Making détente urgent, Kalan writes, is “the increasingly tense military standoff in maritime Asia.” There is “no more efficient way” to reduce America’s “granular involvement in the conflicts of the Middle East,” in order to focus on  maritime Asia, than to “enter into a strategic understanding with Iran.”

How exactly would that work?

The United States needs Shia Iran to fight the extremist Sunnis of the Islamic State, and at the same time to pressure the Shia government in Baghdad to moderate its posture toward the Sunnis, in the name of internal stability in Iraq. Should the unhelpful Islamic government in Turkey grow more intractable, Iran could also prove helpful in balancing against it. … In addition, Iran and the United States could potentially work in tandem in Syria to preserve the political power of the country’s ruling Alawites—the Alawite sect being an offshoot of Shia Islam—even as they work together to remove President Bashar al-Assad from power. Furthermore, Iran could help steady neighboring Afghanistan in the wake of an American troop withdrawal, by serving as a buffer against pro-Taliban Pakistani and Saudi elements.

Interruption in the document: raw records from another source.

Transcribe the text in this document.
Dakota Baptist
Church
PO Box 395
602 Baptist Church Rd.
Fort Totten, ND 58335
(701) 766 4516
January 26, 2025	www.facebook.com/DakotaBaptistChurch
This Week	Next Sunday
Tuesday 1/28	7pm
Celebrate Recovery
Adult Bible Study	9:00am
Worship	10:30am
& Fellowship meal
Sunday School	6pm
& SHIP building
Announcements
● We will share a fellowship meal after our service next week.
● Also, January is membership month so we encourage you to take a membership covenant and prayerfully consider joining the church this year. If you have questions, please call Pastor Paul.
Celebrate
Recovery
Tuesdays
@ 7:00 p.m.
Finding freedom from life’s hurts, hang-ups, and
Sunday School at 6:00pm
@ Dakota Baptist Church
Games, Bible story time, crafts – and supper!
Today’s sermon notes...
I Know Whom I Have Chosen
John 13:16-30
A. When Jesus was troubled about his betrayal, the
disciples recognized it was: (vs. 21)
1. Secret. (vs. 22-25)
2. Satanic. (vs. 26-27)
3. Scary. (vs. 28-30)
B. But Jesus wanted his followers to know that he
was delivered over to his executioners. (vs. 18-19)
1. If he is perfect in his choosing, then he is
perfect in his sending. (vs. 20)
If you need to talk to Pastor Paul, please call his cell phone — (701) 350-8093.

What about the aforementioned Israel and Saudi Arabia?

Nor should ending our belligerence toward Shia Iran mean deserting our Sunni allies in Saudi Arabia, Egypt, the Persian Gulf, and elsewhere. We must go to great lengths to reassure them, in fact.

Kaplan concludes:

The more the United States and Iran coordinate with each other, the less chance there is that America will have to put additional boots on the ground in the Middle East. If the United States is serious about the pivot to Asia, its objective should be to get regional powers, including Iran, to carry the burden of stabilizing Syria and Iraq.

Kaplan is often criticized for being an apologist for all things neo (cons and liberal), but he often makes sense, such as in this piece, which I urge all to read. He’s totally convincing in making détente with Iran sound like the definition of win-win.